Re: cputime takes cstate into consideration

From: Konrad Rzeszutek Wilk
Date: Wed Jun 26 2019 - 10:53:59 EST

On Wed, Jun 26, 2019 at 12:33:30PM +0200, Thomas Gleixner wrote:
> On Wed, 26 Jun 2019, Wanpeng Li wrote:
> > After exposing mwait/monitor into kvm guest, the guest can make
> > physical cpu enter deeper cstate through mwait instruction, however,
> > the top command on host still observe 100% cpu utilization since qemu
> > process is running even though guest who has the power management
> > capability executes mwait. Actually we can observe the physical cpu
> > has already enter deeper cstate by powertop on host. Could we take
> > cstate into consideration when accounting cputime etc?
> If MWAIT can be used inside the guest then the host cannot distinguish
> between execution and stuck in mwait.
> It'd need to poll the power monitoring MSRs on every occasion where the
> accounting happens.
> This completely falls apart when you have zero exit guest. (think
> NOHZ_FULL). Then you'd have to bring the guest out with an IPI to access
> the per CPU MSRs.
> I assume a lot of people will be happy about all that :)

There were some ideas that Ankur (CC-ed) mentioned to me of using the perf
counters (in the host) to sample the guest and construct a better
accounting idea of what the guest does. That way the dashboard
from the host would not show 100% CPU utilization.

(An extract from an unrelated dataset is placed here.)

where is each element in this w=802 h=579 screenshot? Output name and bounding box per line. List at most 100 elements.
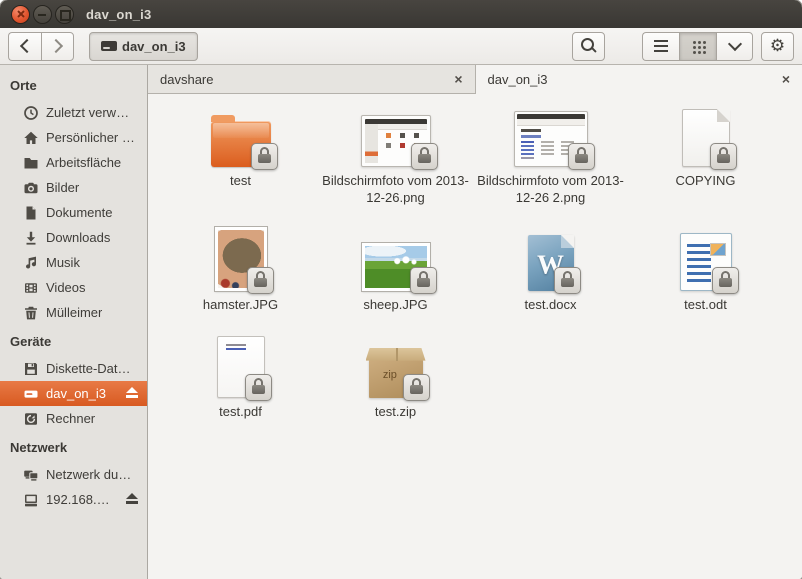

But the patches that Marcelo posted (" cpuidle-haltpoll driver") in
"solves" the problem for Linux. That is the guest wants awesome latency and
one way was to expose MWAIT to the guest, or just tweak the guest to do the
idling a bit different.

Marcelo patches are all good for Linux, but Windows is still an issue.

Ankur, would you be OK sharing some of your ideas?
> Thanks,
> tglx